PyTypeObject MyType = {
    ...
    MyObject_print,
    ...
};

struct MyObject : PyBaseObject
{
    MyObject() : PyBaseObject(MyType) {...}
};

// Just use operator new for allocation
Though the above works on every C++ implementation we know of, it relies on an assumption which is technically non-portable: that base classes in non-virtual inheritance hierarchies are laid out as though they were the first data members of a class. The assumption is invalid because the classes involved are non-POD: they have both base classes and constructors. In the absence of such a guarantee, or a way to achieve it, the C++ programmer is exposed to most of the same dangers as the 'C' programmer when interfacing to many 'C' systems, and to Python in particular.

Proposed resolution

The original considerations about POD focused strictly on being able to interoperate with types defined in 'C', but not on being able to leverage the power of C++ for interfacing with 'C' systems. The examples above illustrate the importance of a predictable data layout for this and other purposes. Therefore:

  1. To facilitate the usability of std::complex in multi-language projects we propose to adopt the definition 6.2.5/13 of ISO/IEC 9899:1999 for std::complex<T>.
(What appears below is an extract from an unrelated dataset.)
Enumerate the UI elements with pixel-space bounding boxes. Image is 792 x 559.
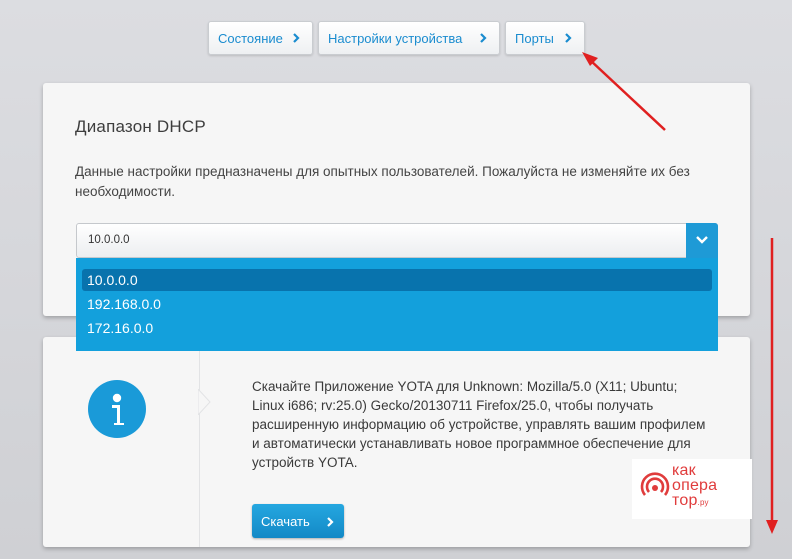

  2. To ease reinterpretion of an array of std::complex<T> as an array of T and vice versa, we propose that the member functions for data access return references instead of copies.

  3. We propose that the standard includes a new concept of "Enhanced POD" which allows the use of certain C++ language features such as constructors and inheritance as a notational convenience while providing POD-like guarantees for data layout. The exact definition of Enhanced POD (e.g. no virtual functions, single or multiple inheritance, etc.) is open to discussion.

    By allowing constructors, and thus ensuring initialization to a valid state, the Enhanced POD concept encourages safer programming practices. Right now certain classes (endian arithmetic, for example) are often designed without constructors so that they can be used in contexts requiring POD types. This is neither as safe or convenient as if these classes had constructors.

    Presumably many of the contexts now requiring POD types will be relaxed to require only Enhanced POD types. In particular, it would be very helpful if the requirements on implementations for POD types in 3.9 paragraphs 2-4 could also apply to Enhanced POD types.

We encourage the committee to consider the Enhanced POD proposal separately from the others.

The proposals will allow to (a) build arrays of std::complex<T> with a predictable data layout and (b) portably pass T* pointers to these arrays to other languages, e.g.:

void foo(double *data, long n); // C library function
std::vector<std::complex<double> > vec;
// fill vec
foo(&vec[0].real(), vec.size());

Acknowledgments

John Spicer's "advice and consent" was invaluable in formulating this proposal. We thank Beman Dawes for contributing substantive additional motivation, and Robert Stewart for careful proof reading.